Oknum Brimob Polda Malut yang Aniaya Istri Direkomendasikan Pecat
Ternate – Oknum anggota Satuan Brigade Mobil (Sat Brimob) Polda Maluku Utara yang bertugas di Batalyon C Halmahera Selatan berinisial Bripka RAP alias Raeychand di rekomendasi Pemecatan Tidak Dengan Hormat (PTDH) dari institusi Polri. Raeychand mengarahkan PTDH atas kasus dugaan Kekerasan Dalam Rumah Tangga (KDRT) terhadap istri atas nama Pipin Wulandari.
Sidang yang berlangsung Kode Etik Profesi Polri (KKEP) yang berlangsung di Mapolres Ternate, Senin, 6 April 2026 dilaksanakan berdasarkan nomor: B/237/IV/2026/Bidpropam, yang ditandatangani Kabid Propam, Kombes Pol. Indra Pramana.
Pipin Wulandari, melalui tim Penasihat Hukum (PH) M. Bahtiar Husni saat dikonfirmasi usai sidang kode etik mengatakan, dalam sidang tersebut, pimpinan sidang etik telah memutuskan PTDH terhadap yang bersangkutan.
“Alhamdulillah dengan atensi pak Kapolda yang ditindaklanjuti Kabid Propam hingga penyidik melakukan penyelidikan serta pemeriksaan saksi telah memberikan satu kepastian hukum untuk korban dan keluarga, khusus dalam proses kode etik.
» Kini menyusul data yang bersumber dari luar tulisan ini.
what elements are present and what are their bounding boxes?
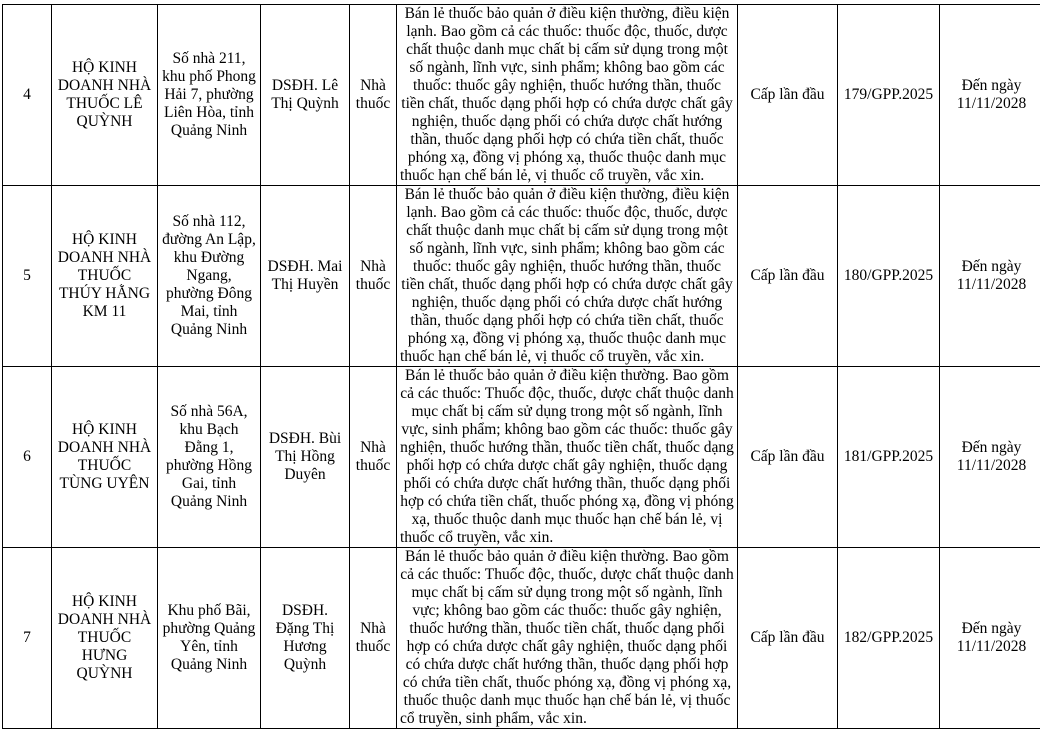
address: Số nhà 112, đường An Lập, khu Đường Ngang, phường Đông Mai, tỉnh Quảng Ninh (158, 186, 261, 367)
address: Số nhà 56A, khu Bạch Đằng 1, phường Hồng Gai, tỉnh Quảng Ninh (158, 367, 261, 548)
establishment-type: Nhà thuốc (350, 5, 397, 186)
business-name: HỘ KINH DOANH NHÀ THUỐC TÙNG UYÊN (52, 367, 158, 548)
certificate-number: 179/GPP.2025 (838, 5, 940, 186)
business-name: HỘ KINH DOANH NHÀ THUỐC LÊ QUỲNH (52, 5, 158, 186)
business-name: HỘ KINH DOANH NHÀ THUỐC THÚY HẰNG KM 11 (52, 186, 158, 367)
row-number: 5 (3, 186, 52, 367)
establishment-type: Nhà thuốc (350, 548, 397, 729)
issuance-form: Cấp lần đầu (738, 186, 838, 367)
validity-date: Đến ngày 11/11/2028 (940, 367, 1040, 548)
validity-date: Đến ngày 11/11/2028 (940, 548, 1040, 729)
row-number: 7 (3, 548, 52, 729)
table-row (3, 367, 1040, 548)
issuance-form: Cấp lần đầu (738, 367, 838, 548)
business-scope: Bán lẻ thuốc bảo quản ở điều kiện thường. Bao gồm cả các thuốc: Thuốc độc, thuốc, dược chất thuộc danh mục chất bị cấm sử dụng trong một số ngành, lĩnh vực; không bao gồm các thuốc: thuốc gây nghiện, thuốc hướng thần, thuốc tiền chất, thuốc dạng phối hợp có chứa dược chất gây nghiện, thuốc dạng phối có chứa dược chất hướng thần, thuốc dạng phối hợp có chứa tiền chất, thuốc phóng xạ, đồng vị phóng xạ, thuốc thuộc danh mục thuốc hạn chế bán lẻ, vị thuốc cổ truyền, sinh phẩm, vắc xin. (397, 548, 738, 729)
pharmacy-license-table (2, 4, 1040, 729)
certificate-number: 180/GPP.2025 (838, 186, 940, 367)
certificate-number: 181/GPP.2025 (838, 367, 940, 548)
business-scope: Bán lẻ thuốc bảo quản ở điều kiện thường, điều kiện lạnh. Bao gồm cả các thuốc: thuốc độc, thuốc, dược chất thuộc danh mục chất bị cấm sử dụng trong một số ngành, lĩnh vực, sinh phẩm; không bao gồm các thuốc: thuốc gây nghiện, thuốc hướng thần, thuốc tiền chất, thuốc dạng phối hợp có chứa dược chất gây nghiện, thuốc dạng phối có chứa dược chất hướng thần, thuốc dạng phối hợp có chứa tiền chất, thuốc phóng xạ, đồng vị phóng xạ, thuốc thuộc danh mục thuốc hạn chế bán lẻ, vị thuốc cổ truyền, vắc xin. (397, 186, 738, 367)
responsible-pharmacist: DSĐH. Lê Thị Quỳnh (261, 5, 350, 186)
certificate-number: 182/GPP.2025 (838, 548, 940, 729)
responsible-pharmacist: DSĐH. Đặng Thị Hương Quỳnh (261, 548, 350, 729)
issuance-form: Cấp lần đầu (738, 548, 838, 729)
row-number: 6 (3, 367, 52, 548)
table-row (3, 5, 1040, 186)
address: Số nhà 211, khu phố Phong Hải 7, phường Liên Hòa, tỉnh Quảng Ninh (158, 5, 261, 186)
validity-date: Đến ngày 11/11/2028 (940, 5, 1040, 186)
responsible-pharmacist: DSĐH. Bùi Thị Hồng Duyên (261, 367, 350, 548)
issuance-form: Cấp lần đầu (738, 5, 838, 186)
address: Khu phố Bãi, phường Quảng Yên, tỉnh Quảng Ninh (158, 548, 261, 729)
establishment-type: Nhà thuốc (350, 186, 397, 367)
validity-date: Đến ngày 11/11/2028 (940, 186, 1040, 367)
table-row (3, 186, 1040, 367)
business-scope: Bán lẻ thuốc bảo quản ở điều kiện thường. Bao gồm cả các thuốc: Thuốc độc, thuốc, dược chất thuộc danh mục chất bị cấm sử dụng trong một số ngành, lĩnh vực, sinh phẩm; không bao gồm các thuốc: thuốc gây nghiện, thuốc hướng thần, thuốc tiền chất, thuốc dạng phối hợp có chứa dược chất gây nghiện, thuốc dạng phối có chứa dược chất hướng thần, thuốc dạng phối hợp có chứa tiền chất, thuốc phóng xạ, đồng vị phóng xạ, thuốc thuộc danh mục thuốc hạn chế bán lẻ, vị thuốc cổ truyền, vắc xin. (397, 367, 738, 548)
establishment-type: Nhà thuốc (350, 367, 397, 548)
business-scope: Bán lẻ thuốc bảo quản ở điều kiện thường, điều kiện lạnh. Bao gồm cả các thuốc: thuốc độc, thuốc, dược chất thuộc danh mục chất bị cấm sử dụng trong một số ngành, lĩnh vực, sinh phẩm; không bao gồm các thuốc: thuốc gây nghiện, thuốc hướng thần, thuốc tiền chất, thuốc dạng phối hợp có chứa dược chất gây nghiện, thuốc dạng phối có chứa dược chất hướng thần, thuốc dạng phối hợp có chứa tiền chất, thuốc phóng xạ, đồng vị phóng xạ, thuốc thuộc danh mục thuốc hạn chế bán lẻ, vị thuốc cổ truyền, vắc xin. (397, 5, 738, 186)
business-name: HỘ KINH DOANH NHÀ THUỐC HƯNG QUỲNH (52, 548, 158, 729)
row-number: 4 (3, 5, 52, 186)
table-row (3, 548, 1040, 729)
responsible-pharmacist: DSĐH. Mai Thị Huyền (261, 186, 350, 367)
Karena putusan sidang, Bripka RAP di PTDH,” ungkap Bahtiar, didampingi PH lain.
Bahtiar mengaku, Bripka RAP secara langsung menyampaikan di ruang sidang tidak akan melakukan upaya banding atas putusan majelis hakim kode etik Propam Polda Malut.
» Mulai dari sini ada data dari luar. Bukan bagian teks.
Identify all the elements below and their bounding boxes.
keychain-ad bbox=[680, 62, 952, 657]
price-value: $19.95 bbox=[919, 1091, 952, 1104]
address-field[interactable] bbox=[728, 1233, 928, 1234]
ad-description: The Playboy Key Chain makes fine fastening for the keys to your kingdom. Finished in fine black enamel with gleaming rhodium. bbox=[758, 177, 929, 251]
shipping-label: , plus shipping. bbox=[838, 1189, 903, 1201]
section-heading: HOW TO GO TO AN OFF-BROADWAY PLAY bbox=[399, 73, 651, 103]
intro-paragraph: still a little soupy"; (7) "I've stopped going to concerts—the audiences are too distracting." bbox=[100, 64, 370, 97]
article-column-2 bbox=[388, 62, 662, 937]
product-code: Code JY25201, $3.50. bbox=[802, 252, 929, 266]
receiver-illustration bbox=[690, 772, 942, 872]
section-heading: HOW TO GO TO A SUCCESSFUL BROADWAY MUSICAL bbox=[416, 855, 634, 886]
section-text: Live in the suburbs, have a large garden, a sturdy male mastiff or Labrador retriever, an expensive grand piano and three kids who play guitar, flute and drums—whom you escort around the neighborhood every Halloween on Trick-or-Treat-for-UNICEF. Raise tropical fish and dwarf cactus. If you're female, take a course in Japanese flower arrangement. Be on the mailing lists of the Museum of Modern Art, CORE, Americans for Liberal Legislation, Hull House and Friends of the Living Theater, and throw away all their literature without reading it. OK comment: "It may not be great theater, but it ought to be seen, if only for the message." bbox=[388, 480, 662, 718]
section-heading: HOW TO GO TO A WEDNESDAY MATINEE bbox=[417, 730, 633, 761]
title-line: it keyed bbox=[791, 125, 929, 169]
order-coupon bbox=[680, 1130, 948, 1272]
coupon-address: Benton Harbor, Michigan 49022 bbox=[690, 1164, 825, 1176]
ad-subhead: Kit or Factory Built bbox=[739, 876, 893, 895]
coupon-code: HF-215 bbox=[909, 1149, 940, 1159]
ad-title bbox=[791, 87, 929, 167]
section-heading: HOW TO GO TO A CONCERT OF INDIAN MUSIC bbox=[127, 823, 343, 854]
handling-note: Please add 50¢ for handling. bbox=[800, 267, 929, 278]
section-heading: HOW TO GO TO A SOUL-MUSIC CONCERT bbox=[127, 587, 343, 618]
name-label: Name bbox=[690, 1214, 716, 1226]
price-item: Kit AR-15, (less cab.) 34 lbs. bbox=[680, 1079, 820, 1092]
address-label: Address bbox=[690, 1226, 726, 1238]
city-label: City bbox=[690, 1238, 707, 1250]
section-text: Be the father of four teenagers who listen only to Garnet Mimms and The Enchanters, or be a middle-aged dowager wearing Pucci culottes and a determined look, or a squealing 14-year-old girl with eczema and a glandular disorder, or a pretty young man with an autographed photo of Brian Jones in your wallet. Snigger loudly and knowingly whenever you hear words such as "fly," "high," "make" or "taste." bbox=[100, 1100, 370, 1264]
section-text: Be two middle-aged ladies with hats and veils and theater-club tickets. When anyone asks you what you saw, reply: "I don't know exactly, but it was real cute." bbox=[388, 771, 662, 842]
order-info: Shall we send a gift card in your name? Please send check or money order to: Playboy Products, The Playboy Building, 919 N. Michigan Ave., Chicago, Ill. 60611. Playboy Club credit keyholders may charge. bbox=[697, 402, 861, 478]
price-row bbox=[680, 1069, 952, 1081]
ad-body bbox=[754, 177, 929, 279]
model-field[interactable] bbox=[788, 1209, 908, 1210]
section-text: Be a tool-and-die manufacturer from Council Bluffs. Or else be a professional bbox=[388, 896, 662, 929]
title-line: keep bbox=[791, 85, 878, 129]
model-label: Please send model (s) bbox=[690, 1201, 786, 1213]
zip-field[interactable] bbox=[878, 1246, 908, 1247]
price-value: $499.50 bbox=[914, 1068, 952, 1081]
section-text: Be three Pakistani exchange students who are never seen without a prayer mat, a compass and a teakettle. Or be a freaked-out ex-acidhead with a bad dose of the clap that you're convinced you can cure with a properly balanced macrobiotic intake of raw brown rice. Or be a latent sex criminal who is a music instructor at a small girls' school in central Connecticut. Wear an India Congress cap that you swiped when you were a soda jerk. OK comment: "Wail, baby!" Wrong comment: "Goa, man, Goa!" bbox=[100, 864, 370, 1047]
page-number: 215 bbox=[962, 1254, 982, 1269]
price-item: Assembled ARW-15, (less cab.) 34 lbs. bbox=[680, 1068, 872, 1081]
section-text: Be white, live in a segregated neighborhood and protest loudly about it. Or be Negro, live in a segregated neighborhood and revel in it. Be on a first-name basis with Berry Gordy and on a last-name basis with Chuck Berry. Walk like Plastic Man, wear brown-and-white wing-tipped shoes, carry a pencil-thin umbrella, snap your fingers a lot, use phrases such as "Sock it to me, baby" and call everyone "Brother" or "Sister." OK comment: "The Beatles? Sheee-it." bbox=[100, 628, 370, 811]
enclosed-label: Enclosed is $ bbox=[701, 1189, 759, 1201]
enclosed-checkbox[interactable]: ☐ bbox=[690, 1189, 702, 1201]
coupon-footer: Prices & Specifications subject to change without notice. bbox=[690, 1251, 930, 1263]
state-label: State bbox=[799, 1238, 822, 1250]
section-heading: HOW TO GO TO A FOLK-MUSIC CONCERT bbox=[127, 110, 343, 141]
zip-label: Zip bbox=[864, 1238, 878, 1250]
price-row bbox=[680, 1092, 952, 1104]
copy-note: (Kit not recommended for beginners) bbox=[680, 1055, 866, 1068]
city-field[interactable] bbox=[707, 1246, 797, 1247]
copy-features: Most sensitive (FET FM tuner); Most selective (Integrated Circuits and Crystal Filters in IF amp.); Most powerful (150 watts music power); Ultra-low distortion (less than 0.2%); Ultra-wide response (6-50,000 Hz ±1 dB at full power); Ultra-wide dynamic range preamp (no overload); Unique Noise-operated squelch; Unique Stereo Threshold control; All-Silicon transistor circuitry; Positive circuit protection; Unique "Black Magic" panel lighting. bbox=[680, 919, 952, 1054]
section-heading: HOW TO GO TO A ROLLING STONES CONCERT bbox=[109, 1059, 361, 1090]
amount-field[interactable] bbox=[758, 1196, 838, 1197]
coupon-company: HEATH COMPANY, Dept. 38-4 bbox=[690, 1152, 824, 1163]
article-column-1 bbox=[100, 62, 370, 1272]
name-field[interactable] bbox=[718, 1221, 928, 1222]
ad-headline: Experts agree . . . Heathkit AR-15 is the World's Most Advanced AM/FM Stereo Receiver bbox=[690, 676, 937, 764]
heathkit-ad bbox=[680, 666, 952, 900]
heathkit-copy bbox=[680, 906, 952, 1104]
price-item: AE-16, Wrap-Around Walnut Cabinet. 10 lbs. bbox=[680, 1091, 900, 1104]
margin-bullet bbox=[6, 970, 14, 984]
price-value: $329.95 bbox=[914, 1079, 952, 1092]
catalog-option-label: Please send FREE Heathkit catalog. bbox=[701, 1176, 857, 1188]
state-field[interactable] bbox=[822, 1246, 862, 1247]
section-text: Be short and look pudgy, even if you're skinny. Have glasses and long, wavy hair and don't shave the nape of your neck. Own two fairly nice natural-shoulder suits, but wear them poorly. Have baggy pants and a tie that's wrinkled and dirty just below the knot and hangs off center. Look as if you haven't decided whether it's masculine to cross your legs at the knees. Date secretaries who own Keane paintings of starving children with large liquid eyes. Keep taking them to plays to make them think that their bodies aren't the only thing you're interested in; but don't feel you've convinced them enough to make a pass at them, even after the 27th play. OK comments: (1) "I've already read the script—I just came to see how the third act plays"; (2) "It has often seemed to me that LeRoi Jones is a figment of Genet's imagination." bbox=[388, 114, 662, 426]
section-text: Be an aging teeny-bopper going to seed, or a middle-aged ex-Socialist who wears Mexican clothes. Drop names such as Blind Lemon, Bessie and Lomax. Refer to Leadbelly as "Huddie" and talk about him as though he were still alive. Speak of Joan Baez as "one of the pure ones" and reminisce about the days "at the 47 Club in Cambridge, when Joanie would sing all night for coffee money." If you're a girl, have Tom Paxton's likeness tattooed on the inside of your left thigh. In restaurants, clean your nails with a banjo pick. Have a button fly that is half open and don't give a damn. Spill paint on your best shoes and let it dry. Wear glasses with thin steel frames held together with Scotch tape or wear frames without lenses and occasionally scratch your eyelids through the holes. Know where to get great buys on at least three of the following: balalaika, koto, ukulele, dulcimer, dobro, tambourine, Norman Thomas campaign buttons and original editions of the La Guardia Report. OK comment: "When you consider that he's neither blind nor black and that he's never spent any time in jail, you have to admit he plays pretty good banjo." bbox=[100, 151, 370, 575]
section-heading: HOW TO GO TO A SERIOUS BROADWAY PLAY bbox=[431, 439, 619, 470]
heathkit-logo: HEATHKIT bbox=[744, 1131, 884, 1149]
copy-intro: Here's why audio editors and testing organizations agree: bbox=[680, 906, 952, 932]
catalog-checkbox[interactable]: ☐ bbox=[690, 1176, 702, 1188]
“Kalau Bripka RAP tidak banding, berarti putusan ini telah berkekuatan hukum tetap. Untuk itu, kami juga meminta putusan dan tak ada banding dilakukan, meminta Kapolda Malut agar melakukan proses upacara lepas dinas-nya,” katanya.
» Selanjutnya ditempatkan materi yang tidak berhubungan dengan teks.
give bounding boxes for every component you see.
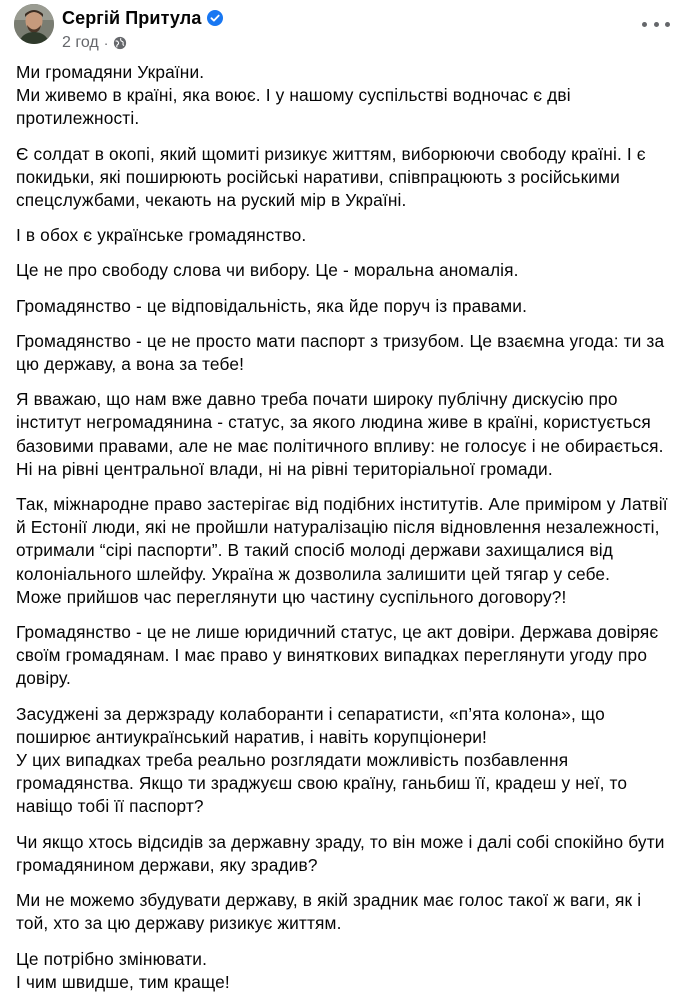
post-paragraph: Я вважаю, що нам вже давно треба почати широку публічну дискусію про інститут негромадянина - статус, за якого людина живе в країні, користується базовими правами, але не має політичного впливу: не голосує і не обирається. Ні на рівні центральної влади, ні на рівні територіальної громади. — [16, 389, 664, 479]
post-time[interactable]: 2 год — [62, 34, 99, 51]
post-paragraph: Громадянство - це не просто мати паспорт з тризубом. Це взаємна угода: ти за цю державу, а вона за тебе! — [16, 330, 665, 375]
more-dot — [642, 22, 647, 27]
avatar[interactable] — [14, 4, 54, 44]
more-options-icon[interactable] — [642, 14, 670, 34]
post-paragraph: Це потрібно змінювати. І чим швидше, тим краще! — [16, 948, 230, 992]
author-name[interactable]: Сергій Притула — [62, 7, 202, 28]
more-dot — [654, 22, 659, 27]
post-paragraph: Громадянство - це не лише юридичний статус, це акт довіри. Держава довіряє своїм громадянам. І має право у виняткових випадках переглянути угоду про довіру. — [16, 622, 659, 689]
post-paragraph: Засуджені за держзраду колаборанти і сепаратисти, «п’ята колона», що поширює антиукраїнський наратив, і навіть корупціонери! У цих випадках треба реально розглядати можливість позбавлення громадянства. Якщо ти зраджуєш свою країну, ганьбиш її, крадеш у неї, то навіщо тобі її паспорт? — [16, 703, 628, 817]
post-paragraph: Ми громадяни України. Ми живемо в країні, яка воює. І у нашому суспільстві водночас є дві протилежності. — [16, 62, 571, 129]
post-paragraph: Чи якщо хтось відсидів за державну зраду, то він може і далі собі спокійно бути громадянином держави, яку зрадив? — [16, 831, 665, 875]
post-text — [16, 61, 668, 1006]
meta-separator: · — [103, 35, 109, 51]
post-paragraph: Ми не можемо збудувати державу, в якій зрадник має голос такої ж ваги, як і той, хто за цю державу ризикує життям. — [16, 890, 642, 934]
avatar-image — [14, 4, 54, 44]
post-paragraph: Громадянство - це відповідальність, яка йде поруч із правами. — [16, 295, 528, 316]
post-paragraph: І в обох є українське громадянство. — [16, 225, 307, 246]
globe-icon[interactable] — [113, 36, 127, 50]
author-line — [62, 6, 223, 30]
post-header — [14, 4, 670, 52]
post-paragraph: Так, міжнародне право застерігає від подібних інститутів. Але приміром у Латвії й Естонії люди, які не пройшли натуралізацію після відновлення незалежності, отримали “сірі паспорти”. В такий спосіб молоді держави захищалися від колоніального шлейфу. Україна ж дозволила залишити цей тягар у себе. Може прийшов час переглянути цю частину суспільного договору?! — [16, 494, 668, 607]
post-paragraph: Це не про свободу слова чи вибору. Це - моральна аномалія. — [16, 260, 519, 281]
post-meta — [62, 32, 127, 54]
more-dot — [665, 22, 670, 27]
post-paragraph: Є солдат в окопі, який щомиті ризикує життям, виборюючи свободу країні. І є покидьки, які поширюють російські наративи, співпрацюють з російськими спецслужбами, чекають на руский мір в Україні. — [16, 143, 646, 211]
verified-badge-icon — [207, 10, 223, 26]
Direktur Yayasan Bantuan Hukum (YLBH) Maluku Utara ini juga meminta agar penyidik Polsek Ternate Utara dan Reserse Kriminal (Reskrim) Polres Ternate agar mempercepat proses pidana yang ditangani.
“Selanjutnya kami akan tetap menangani kasus-kasus tersebut terutama dalam proses pidana umum yang tengah berjalan,” tambahnya.
Teripsah, Direktur Daulat Perempuan Maluku Utara (Daurmala) Maluku Utara, Nurdewa Syafar, menambahkan dalam konferensi tersebut korban Pipin Wulandari tidak mengikuti secara langsung karena kondisi kesehatan belum membaik.
“Sidang kode etik ini korban harus hadir langsung, hanya saja faktor kesehatan belum memungkinkan sehingga diikuti secara online (zoom). PTDH ini sangat memberikan keadilan kepada korban,” akunya.
Nurdewa menyayangkan, selain mengawal proses hukumnya, ia juga terus melakukan pendampingan psikologi korban dan anaknya.
“Supaya tidak mengalami trauma yang begitu berat,” tegasnya.
Sementara itu, Kabid Humas Polda Malut, Kombes Pol. Wahyu Istanto Bram, ketika mengaku, dari hasil putusan tersebut akan diserahkan kepada Kapolda untuk menjadi dasar di Biro Sumber Daya Manusia (SDM) Polda Malut.
“Jadi hasil sidang itu ditetapkan oleh pak Kapolda, kemudian ditembuskan ke Biro SDM. Kemudian SDM memproses atau membuat keputusan PTDH-nya. Jadi ini tinggal melalui proses surat menyurat,” teganya berakhir.
Untuk diketahui, Bripka RAP juga sudah ditetapkan sebagai tersangka oleh Polsek Ternate Utara bersama Satreskrim Polres Ternate karena diduga melakukan KDRT terhadap istrinya, Pipin.